まあ、ろくでもないボーイズトークだ。ガールズトークはえげつない、ということになっているが、男性たちだってこういうことをいうのだから、まあおあいこだね。


 彼は少し前、精神的に危なくなって、いつも銃を身につけていた。彼の親も大きな商売をしている。お見合いひとつで、命をとられるような思いをするのかもしれな
い。自分は、夜中に電話してくる彼にいったのだ。大丈夫か、いざとなったら日本の田舎にアパートを借りてやる。しばらくパチンコでもやって、打ち捨てられたように暮らせ。

 大理石の床は、チェスの盤面のようだ。自分はふと、今の彼女のことを考えた。

 彼女の完璧なスコットランドディフェンス、それを崩していく。そうだ、この白黒の上でね、ナイト同士がつぶしあって、ビショップ同士が牽制しあい、ポーンが突っ込んでいく。

 彼女を得たときに、自分は幸せだと思った。教養がある女。そのへんの育ちの悪い婚活女じゃないぞ。珠洲焼の美しさのわかる本物の女だ。

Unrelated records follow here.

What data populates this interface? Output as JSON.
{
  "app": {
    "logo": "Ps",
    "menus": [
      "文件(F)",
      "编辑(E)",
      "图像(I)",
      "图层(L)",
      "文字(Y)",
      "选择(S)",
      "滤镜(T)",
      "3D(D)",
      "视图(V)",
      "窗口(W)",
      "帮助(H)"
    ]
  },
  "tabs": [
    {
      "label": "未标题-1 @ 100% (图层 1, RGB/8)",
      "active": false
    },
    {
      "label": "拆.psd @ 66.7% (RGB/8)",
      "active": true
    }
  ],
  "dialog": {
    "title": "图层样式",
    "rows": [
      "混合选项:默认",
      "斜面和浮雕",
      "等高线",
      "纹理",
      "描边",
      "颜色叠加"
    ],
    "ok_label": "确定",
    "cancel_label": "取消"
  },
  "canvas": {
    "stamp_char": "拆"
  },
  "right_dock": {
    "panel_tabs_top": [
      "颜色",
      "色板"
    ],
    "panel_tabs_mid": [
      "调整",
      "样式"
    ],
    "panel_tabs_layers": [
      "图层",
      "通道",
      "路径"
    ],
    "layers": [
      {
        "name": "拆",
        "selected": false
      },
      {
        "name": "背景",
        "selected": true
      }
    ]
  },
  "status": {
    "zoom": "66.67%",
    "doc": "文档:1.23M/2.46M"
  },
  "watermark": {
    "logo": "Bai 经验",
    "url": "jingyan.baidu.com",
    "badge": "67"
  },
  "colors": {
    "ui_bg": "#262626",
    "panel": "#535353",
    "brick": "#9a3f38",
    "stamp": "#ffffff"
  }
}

 けれど、所詮それはディフェンスを崩して得たにすぎないのだ。小便臭い、南台湾。そう、路地裏の女。朝までずっと握っていてくれた女。俺はこの女のためにやろうと心から誓った女、ああ、俺の求めているのはこの大理石のチェス盤で得たものではないのだ。
 
 北投温泉の宿は、申し分なかった。熱海の温泉宿のような、過ごしやすく文明的な宿。少し古くさいが。
もう私の心は台北になかった。明日、発とう。
連泊の予定だが、南にいくことになったから、今、精算してくれといったら、派手なネイルのフロントの小姐(シャオジエ)は、上乗せすればいいものを、バカ正直な勘定を書いて投げてよこした。